Evidently the gallery, which also has a Cologne location and is opening a Berlin branch this weekend, had some good pieces. A new mural-sized manipulated photo work by Andreas Gursky — based on a space-agey music club in Frankfurt — sold for €600,000 ($806,000).
The gallery also sold a two-panel piece by John Baldessari, Beautiful in My Eyes from 2006, for $350,000; a large George Condo drawing in acrylic, charcoal, and oil pastel, Rodrigo with Girlfriend (2008), for $75,000; Thomas Demand’s Kabine, a C-print/Diasec image from 2007, from an edition of 6, for €130,000; Sterling Ruby’s funky, towering sculpture Monument Stalagmite-Wear It (2006), executed in urethane, Formica, and wood, for $135,000; and a fresh work from the Swiss duo Fischli Weiss, Untitled (Egg), in mixed media and plaster, for €450,000. [ . . . ]
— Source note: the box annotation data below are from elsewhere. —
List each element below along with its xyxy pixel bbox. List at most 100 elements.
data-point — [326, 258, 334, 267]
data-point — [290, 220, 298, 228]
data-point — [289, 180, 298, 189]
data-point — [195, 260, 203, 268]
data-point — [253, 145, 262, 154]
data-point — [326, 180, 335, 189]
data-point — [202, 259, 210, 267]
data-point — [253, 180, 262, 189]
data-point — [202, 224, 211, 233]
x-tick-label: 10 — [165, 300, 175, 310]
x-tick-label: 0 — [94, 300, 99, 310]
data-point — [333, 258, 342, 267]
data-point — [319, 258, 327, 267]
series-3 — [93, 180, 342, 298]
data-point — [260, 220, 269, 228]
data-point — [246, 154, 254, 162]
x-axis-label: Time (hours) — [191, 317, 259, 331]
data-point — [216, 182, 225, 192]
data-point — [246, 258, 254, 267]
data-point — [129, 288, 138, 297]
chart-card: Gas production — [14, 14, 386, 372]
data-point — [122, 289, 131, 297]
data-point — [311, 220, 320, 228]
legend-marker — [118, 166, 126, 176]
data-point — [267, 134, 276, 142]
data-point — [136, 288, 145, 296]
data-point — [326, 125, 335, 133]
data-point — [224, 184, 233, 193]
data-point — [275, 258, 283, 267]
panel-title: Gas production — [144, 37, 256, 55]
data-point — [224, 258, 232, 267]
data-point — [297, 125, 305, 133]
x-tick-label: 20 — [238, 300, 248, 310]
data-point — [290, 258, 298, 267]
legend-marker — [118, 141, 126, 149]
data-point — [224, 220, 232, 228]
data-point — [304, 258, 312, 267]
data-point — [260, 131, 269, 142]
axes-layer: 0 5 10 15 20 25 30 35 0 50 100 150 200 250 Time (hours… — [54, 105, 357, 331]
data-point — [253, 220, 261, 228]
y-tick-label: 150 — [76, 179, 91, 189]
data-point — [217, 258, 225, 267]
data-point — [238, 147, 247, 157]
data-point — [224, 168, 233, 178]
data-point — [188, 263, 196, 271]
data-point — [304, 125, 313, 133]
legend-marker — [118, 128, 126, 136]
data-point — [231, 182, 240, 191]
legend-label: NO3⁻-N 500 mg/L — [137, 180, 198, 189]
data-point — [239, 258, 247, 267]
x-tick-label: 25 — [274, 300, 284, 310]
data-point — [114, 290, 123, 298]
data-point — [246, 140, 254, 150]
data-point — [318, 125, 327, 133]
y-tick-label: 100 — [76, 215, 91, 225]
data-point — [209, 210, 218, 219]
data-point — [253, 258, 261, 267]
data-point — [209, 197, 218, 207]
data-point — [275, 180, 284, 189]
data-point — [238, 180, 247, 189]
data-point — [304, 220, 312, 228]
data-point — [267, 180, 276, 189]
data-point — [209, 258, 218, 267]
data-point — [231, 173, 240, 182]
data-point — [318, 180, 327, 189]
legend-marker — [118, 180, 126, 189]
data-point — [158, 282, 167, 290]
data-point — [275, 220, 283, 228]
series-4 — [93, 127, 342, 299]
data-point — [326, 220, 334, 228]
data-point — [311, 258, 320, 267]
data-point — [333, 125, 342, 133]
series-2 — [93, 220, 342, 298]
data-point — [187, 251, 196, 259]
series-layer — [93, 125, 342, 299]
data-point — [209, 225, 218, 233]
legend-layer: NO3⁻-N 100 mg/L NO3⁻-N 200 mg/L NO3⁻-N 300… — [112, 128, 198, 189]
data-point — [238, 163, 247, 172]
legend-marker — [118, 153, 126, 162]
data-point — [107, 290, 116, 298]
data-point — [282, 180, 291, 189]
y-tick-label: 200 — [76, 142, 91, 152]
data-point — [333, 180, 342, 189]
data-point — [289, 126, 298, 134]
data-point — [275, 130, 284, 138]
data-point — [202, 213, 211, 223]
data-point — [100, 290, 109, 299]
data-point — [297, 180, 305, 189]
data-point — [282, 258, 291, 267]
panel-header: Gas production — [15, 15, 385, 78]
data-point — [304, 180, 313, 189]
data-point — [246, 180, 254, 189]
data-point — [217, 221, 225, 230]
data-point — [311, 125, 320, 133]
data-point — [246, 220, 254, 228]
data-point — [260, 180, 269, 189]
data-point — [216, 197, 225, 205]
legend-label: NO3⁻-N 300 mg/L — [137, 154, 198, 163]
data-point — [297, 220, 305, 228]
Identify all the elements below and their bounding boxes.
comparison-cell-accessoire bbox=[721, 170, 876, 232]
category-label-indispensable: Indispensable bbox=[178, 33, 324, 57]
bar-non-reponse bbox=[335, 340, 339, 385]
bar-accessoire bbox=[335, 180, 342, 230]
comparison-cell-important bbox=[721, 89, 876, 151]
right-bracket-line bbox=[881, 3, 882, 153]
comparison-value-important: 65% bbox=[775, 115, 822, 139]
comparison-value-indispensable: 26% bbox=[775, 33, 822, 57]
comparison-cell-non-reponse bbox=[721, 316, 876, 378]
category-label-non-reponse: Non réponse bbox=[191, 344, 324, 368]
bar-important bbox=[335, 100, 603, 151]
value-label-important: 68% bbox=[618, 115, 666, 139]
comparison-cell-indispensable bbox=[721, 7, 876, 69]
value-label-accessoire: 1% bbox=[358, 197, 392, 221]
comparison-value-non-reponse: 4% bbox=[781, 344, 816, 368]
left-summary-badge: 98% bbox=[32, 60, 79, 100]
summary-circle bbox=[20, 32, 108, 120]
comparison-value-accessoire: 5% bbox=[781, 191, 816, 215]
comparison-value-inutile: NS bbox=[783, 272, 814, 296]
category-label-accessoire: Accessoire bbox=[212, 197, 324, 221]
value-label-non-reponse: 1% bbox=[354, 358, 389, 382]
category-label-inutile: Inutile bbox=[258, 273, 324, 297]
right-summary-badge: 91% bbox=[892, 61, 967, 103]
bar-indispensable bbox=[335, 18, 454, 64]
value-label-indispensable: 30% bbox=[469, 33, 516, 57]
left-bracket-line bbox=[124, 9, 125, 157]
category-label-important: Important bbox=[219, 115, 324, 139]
Photography and sculpture were also moving at New York’s Metro Pictures. Several prints from a new series by self-portrait icon Cindy Sherman sold at $175,000 apiece. The artist continues to invent new personas, here appearing as a fashionable, middle-aged woman, dripping in Balenciaga and wearing oversized glasses. Her new show opens at the New York gallery next month.
“We came here with no expectations,” said the gallery’s Tom Heman, “and it’s been fine. The whole art world has gotten used to this totally hyperactive market, and now it has returned to a little bit of normalcy.”